Privacy for your business and your clients
CypherpunkPay does not magically solve Bitcoin’s privacy limitations but attempts to not make things worse.
Self hosting is the only way to avoid inherent limitations of 3rd party payment processors. The 3rd party payment processors conveniently exclude many legal businesses; they also ask for your personal data at some threshold point. Finally, they are privy to all of your individual invoices and revenue. Hence, CypherpunkPay is installed on your own server.
Bitcoin xpub key never leaves your server. This is in contrast to the so called watch-only 3rd party payment processors that are privy to your invoices, revenue and (in Bitcoin’s case) spendings from the business wallet. The xpub key is used to derive unique payment address for each invoice.
All outgoing connections are made through Tor. User interface is fully compatible with the Tor Browser.

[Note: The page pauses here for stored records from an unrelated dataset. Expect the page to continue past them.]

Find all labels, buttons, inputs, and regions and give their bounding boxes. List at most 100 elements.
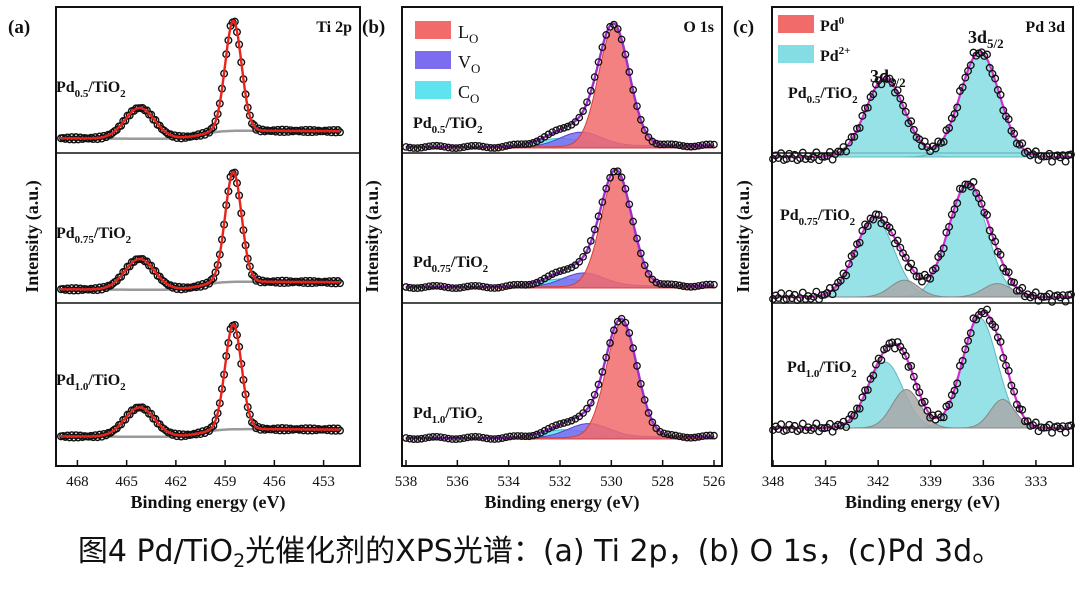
raw-data-point [996,90,1005,99]
raw-data-point [1004,366,1013,375]
raw-data-point [667,430,676,439]
raw-data-point [471,141,480,150]
sample-spectrum [402,314,718,444]
x-tick-label: 339 [920,474,943,490]
raw-data-point [606,339,614,347]
sample-label-sub: 0.5 [75,88,89,100]
raw-data-point [594,380,603,389]
raw-data-point [405,143,414,152]
x-tick-label: 459 [214,474,237,490]
raw-data-point [479,433,487,442]
raw-data-point [907,259,916,268]
sample-label-main: Pd [413,254,432,271]
panel-title: O 1s [683,19,714,36]
raw-data-point [844,259,853,268]
raw-data-point [559,419,568,427]
raw-data-point [448,435,457,443]
raw-data-point [702,280,711,289]
raw-data-point [513,140,522,149]
raw-data-point [413,284,422,292]
raw-data-point [621,318,630,327]
raw-data-point [544,130,553,139]
raw-data-point [521,281,530,289]
raw-data-point [586,398,595,407]
legend-main: V [458,52,471,72]
raw-data-point [556,125,564,133]
raw-data-point [907,362,916,370]
sample-label-end: /TiO [87,372,120,389]
raw-data-point [409,144,418,152]
raw-data-point [660,140,668,149]
sample-spectrum [57,168,345,295]
raw-data-point [409,284,418,292]
raw-data-point [1010,278,1019,287]
raw-data-point [513,432,522,440]
raw-data-point [513,280,522,289]
raw-data-point [863,385,872,394]
raw-data-point [869,371,878,380]
x-axis-label: Binding energy (eV) [131,492,286,513]
raw-data-point [429,433,437,441]
sample-label-end-sub: 2 [120,381,126,393]
raw-data-point [858,226,867,235]
raw-data-point [926,274,935,283]
legend-main: L [458,22,469,42]
raw-data-point [945,124,954,132]
raw-data-point [1010,387,1019,396]
sample-label-main: Pd [788,85,807,102]
x-tick-label: 534 [497,474,520,490]
sample-spectrum [402,167,718,293]
raw-data-point [687,142,695,151]
raw-data-point [953,379,962,388]
raw-data-point [901,107,910,116]
raw-data-point [548,422,557,431]
raw-data-point [540,426,549,435]
raw-data-point [471,432,480,441]
raw-data-point [629,344,638,352]
raw-data-point [594,212,603,221]
raw-data-point [521,432,530,441]
raw-data-point [598,43,607,52]
raw-data-point [920,397,929,406]
raw-data-point [702,431,711,440]
raw-data-point [679,142,688,150]
raw-data-point [425,433,433,442]
raw-data-point [640,126,649,134]
raw-data-point [559,124,568,132]
raw-data-point [907,117,916,126]
raw-data-point [506,281,514,290]
raw-data-point [606,173,614,182]
legend-swatch [415,51,451,69]
x-tick-label: 333 [1025,474,1048,490]
raw-data-point [417,283,426,292]
raw-data-point [633,234,641,243]
raw-data-point [409,435,418,443]
panel-title: Pd 3d [1025,19,1065,36]
raw-data-point [533,430,541,439]
raw-data-point [506,141,514,149]
raw-data-point [663,140,672,149]
raw-data-point [421,434,430,442]
raw-data-point [598,368,607,376]
raw-data-point [629,86,638,94]
raw-data-point [613,25,622,33]
raw-data-point [679,433,688,441]
raw-data-point [207,124,216,133]
sample-label: Pd1.0/TiO2 [413,405,483,426]
raw-data-point [533,278,541,287]
raw-data-point [207,275,216,284]
raw-data-point [679,282,688,290]
raw-data-point [817,152,826,161]
raw-data-point [459,283,468,292]
raw-data-point [475,433,483,441]
x-tick-label: 342 [867,474,890,490]
raw-data-point [444,434,453,443]
raw-data-point [893,86,902,95]
y-axis-label: Intensity (a.u.) [733,180,754,293]
raw-data-point [812,148,821,157]
raw-data-point [494,283,503,292]
raw-data-point [482,283,491,292]
raw-data-point [671,280,680,289]
raw-data-point [660,280,668,288]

CypherpunkPay can be hosted as onion service by standard means. For merchant integration, onion callback URL-s are supported.
The user interface (HTML) does not fetch any external assets. There are few lightweight assets and all are served locally from within the CypherpunkPay build, sitting on your server.
For each charge (invoice) CypherpunkPay picks two random block explorers to cross-check the payment arrival against. New Tor circuit (and so IP address) is used for each charge. User agent and headers are consistent with the Tor Browser. From the block explorer perspective it is not evident if this is CypherpunkPay or anyone else asking. It is even less clear which specific business the transaction belongs to (unless the amount itself is globally unique to your business, but then even running the full node would not help as Bitcoin blockchain itself is plain text).